Original structures at Wheatlands include the mansion house (rebuilt around 1825 after a fire), a smokehouse, a summer kitchen with a dining hall, and a loom house. A second storage shed and barn have been added more recently. The distillery burned in the late 1930s. The original house, made of clapboard with a large front porch, burned in 1824 and was rebuilt in 1825.

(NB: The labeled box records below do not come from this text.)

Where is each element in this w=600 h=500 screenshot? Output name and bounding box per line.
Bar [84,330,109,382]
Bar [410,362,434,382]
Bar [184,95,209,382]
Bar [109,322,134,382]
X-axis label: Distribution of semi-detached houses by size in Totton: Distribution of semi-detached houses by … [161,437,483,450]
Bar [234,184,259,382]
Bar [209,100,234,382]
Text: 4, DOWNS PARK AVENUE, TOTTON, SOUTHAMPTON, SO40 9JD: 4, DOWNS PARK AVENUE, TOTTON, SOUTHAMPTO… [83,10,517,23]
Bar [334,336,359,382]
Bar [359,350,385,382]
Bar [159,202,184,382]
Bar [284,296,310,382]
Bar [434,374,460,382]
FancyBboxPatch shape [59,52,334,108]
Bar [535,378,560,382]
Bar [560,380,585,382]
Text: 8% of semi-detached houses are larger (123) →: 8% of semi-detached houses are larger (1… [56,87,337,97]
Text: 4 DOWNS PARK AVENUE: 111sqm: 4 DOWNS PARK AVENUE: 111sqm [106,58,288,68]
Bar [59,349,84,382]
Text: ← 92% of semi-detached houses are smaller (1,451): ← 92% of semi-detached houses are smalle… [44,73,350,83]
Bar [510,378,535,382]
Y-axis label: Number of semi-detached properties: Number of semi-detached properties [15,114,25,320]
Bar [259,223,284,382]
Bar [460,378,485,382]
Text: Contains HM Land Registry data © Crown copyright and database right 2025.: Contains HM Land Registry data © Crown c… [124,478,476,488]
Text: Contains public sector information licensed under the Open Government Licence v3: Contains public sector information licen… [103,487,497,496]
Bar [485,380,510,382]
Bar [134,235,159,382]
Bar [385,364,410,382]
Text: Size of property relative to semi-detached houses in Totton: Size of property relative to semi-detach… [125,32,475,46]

The mansion is a 2-story, 5-bay brick house with a 1.5-story kitchen and dining room wing attached to the rear to form an "L" shape. The house is designed in the Federal style, although a Queen Anne-style front porch was added as well as Queen Anne Windows in 1889. The brickwork on the front facade uses a Flemish bond, and the brickwork on the sides and rear uses common bond. A brick cornice encircles the house. The interior of the house retains most of its original design elements, which include hand-planed railings and windows. The mantel designs were based on Adamesque models in patternbooks and include hand-carved details and entablatures. The house is based on a central floor plan, rather than a parlor hall floor plan which was more typical of the period.

A frame storage shed built sometime around 1825 stands a few feet behind the house. The shed, which has beaded clapboard, may have once housed a distillery, an ice house, or a loom house. The smokehouse dates to the first half of the 19th century and is constructed of hewn logs with a batten door.